One of the wood carvers tables

We found two additional wood carvings we liked at the fair, a spear and Marquesan war club, which we added to our carved turtle from Ua Pou.

Green Ghost, Velella and Meeshach caught up with us in Nuka Hiva, so we enjoyed catching up with friends and exploring the town together. 

In preparations for heading to the Tuamotus, we needed to provision with fresh produce as little can be purchased there. Since not much is sold in the stores, we were required to get up for the Saturday morning market. Things start early in the Marquesas, so we got up at 0430 and dinghied across the bay in the dark to the wharf.

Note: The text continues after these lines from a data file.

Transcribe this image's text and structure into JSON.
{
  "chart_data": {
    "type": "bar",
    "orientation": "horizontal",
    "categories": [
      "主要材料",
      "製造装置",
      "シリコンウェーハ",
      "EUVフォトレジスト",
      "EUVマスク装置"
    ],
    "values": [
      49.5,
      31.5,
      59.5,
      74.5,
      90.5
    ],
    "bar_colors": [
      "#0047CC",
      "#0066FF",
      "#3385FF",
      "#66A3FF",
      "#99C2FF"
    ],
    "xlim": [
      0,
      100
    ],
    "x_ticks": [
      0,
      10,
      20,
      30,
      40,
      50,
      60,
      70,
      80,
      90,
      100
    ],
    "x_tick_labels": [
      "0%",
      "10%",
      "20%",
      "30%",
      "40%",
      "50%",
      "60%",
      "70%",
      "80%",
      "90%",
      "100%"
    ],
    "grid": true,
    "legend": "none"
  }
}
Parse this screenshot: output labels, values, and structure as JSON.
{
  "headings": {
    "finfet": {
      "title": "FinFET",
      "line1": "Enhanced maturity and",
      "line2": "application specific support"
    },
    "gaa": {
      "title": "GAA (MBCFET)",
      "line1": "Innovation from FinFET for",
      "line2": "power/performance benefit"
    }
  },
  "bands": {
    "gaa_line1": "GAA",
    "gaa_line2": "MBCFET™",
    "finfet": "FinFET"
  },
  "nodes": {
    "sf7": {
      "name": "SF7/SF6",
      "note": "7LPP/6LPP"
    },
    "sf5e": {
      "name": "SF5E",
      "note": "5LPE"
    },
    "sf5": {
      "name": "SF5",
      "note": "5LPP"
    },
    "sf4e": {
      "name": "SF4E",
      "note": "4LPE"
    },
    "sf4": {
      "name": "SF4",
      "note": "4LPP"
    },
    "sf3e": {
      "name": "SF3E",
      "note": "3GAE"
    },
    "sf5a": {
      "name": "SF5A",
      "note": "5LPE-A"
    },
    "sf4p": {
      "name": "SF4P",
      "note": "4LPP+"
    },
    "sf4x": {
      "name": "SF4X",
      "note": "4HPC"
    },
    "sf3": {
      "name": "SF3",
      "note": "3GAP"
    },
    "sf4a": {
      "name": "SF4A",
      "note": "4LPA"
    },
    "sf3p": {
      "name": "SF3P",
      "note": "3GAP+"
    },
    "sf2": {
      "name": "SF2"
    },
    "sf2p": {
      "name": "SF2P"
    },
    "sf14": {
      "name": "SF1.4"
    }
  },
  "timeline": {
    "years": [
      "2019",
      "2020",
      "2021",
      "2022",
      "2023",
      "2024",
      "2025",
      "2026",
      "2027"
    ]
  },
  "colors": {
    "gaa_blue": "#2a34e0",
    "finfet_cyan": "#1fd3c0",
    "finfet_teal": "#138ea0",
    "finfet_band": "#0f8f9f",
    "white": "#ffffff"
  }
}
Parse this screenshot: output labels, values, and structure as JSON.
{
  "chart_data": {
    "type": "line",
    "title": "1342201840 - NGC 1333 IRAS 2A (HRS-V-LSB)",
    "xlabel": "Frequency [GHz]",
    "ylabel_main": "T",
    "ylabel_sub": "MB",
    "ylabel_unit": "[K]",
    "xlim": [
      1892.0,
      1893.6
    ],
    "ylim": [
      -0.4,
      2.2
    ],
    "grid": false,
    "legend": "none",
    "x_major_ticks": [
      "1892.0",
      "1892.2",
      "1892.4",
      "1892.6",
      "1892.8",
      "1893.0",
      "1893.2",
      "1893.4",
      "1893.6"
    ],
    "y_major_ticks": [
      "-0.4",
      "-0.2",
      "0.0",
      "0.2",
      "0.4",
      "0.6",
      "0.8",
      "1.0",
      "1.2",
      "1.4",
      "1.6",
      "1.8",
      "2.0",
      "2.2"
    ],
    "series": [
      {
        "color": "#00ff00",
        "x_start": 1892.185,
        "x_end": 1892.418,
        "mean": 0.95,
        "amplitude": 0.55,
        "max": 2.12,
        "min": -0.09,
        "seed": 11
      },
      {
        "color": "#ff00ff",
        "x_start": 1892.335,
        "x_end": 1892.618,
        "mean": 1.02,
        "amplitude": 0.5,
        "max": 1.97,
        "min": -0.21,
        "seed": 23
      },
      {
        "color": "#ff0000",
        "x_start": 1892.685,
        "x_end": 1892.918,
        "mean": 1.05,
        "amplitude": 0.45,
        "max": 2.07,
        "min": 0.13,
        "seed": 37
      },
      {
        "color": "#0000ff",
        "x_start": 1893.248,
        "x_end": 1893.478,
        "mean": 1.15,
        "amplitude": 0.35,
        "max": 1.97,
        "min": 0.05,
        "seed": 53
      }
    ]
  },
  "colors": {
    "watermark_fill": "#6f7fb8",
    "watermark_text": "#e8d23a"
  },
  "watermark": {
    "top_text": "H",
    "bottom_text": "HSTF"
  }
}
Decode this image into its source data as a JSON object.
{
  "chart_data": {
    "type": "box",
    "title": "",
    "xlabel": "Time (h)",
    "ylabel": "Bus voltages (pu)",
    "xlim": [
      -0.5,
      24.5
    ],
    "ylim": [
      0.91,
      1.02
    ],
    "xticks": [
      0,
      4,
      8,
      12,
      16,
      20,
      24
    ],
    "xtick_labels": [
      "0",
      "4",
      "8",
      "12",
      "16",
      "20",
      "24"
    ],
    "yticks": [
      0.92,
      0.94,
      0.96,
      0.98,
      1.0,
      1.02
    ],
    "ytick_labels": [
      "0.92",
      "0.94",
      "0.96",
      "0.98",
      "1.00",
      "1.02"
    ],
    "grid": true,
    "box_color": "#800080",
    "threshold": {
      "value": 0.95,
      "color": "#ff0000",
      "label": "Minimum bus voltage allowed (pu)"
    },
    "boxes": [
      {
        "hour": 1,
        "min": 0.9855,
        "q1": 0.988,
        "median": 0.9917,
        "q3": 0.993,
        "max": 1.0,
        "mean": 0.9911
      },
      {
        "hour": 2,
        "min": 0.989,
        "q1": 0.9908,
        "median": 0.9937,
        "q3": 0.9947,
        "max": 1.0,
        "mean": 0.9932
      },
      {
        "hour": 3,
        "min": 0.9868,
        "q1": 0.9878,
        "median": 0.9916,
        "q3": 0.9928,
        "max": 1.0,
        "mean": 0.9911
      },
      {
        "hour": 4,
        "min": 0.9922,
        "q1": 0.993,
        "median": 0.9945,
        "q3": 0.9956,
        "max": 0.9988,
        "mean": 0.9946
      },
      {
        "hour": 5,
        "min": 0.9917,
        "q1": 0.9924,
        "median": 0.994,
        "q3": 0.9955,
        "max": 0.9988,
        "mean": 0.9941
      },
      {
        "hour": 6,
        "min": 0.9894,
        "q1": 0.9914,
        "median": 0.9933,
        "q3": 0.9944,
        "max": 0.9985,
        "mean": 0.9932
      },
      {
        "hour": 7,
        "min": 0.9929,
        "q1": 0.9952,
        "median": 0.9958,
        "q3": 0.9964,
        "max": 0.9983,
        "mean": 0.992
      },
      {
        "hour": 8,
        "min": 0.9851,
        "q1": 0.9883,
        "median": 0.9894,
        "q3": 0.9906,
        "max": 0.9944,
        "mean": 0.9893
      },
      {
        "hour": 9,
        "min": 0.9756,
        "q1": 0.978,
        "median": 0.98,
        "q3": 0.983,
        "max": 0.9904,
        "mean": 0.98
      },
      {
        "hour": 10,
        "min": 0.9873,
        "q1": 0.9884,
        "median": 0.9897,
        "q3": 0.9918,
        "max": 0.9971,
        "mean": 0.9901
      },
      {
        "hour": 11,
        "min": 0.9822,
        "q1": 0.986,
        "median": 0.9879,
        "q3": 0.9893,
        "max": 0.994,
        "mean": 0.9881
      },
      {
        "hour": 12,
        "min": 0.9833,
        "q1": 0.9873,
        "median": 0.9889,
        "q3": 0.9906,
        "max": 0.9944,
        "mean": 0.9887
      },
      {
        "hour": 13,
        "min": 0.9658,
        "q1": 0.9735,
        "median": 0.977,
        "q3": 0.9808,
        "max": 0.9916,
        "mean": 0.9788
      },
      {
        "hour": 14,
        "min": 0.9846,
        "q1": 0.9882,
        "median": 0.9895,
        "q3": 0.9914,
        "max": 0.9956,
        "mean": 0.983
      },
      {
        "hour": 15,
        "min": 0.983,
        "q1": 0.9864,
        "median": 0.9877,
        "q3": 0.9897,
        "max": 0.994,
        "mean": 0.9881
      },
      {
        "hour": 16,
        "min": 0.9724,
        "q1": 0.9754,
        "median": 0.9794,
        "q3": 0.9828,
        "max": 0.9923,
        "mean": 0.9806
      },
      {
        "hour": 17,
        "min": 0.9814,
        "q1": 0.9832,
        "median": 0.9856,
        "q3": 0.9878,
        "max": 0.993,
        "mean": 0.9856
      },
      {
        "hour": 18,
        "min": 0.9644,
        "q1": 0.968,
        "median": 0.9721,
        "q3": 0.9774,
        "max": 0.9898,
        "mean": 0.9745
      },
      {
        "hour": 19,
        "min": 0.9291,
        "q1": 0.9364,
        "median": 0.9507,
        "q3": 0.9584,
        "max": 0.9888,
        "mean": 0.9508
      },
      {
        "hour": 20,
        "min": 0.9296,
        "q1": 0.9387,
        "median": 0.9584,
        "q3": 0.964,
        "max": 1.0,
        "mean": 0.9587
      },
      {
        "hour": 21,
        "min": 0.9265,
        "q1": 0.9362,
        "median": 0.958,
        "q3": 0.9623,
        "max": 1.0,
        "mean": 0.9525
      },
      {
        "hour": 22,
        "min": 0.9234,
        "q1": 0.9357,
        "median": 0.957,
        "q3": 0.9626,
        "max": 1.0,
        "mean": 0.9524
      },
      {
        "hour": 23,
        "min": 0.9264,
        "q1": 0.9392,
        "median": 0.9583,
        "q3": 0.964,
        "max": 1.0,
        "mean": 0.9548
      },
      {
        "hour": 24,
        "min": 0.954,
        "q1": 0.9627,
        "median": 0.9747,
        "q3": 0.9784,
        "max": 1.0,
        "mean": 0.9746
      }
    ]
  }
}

There it appeared a good bit of the town was out to either sell or buy at the market. Fisherman were selling fresh lobster, crab and tuna. Trucks pulled into the parking lot with fresh pastries and produce. We stocked up on fresh fruit and veggies and treated ourselves to a couple lobsters.

We got fuel, stowed the boat and after really wonderful month in the Marquesas we headed for the Tuamotus.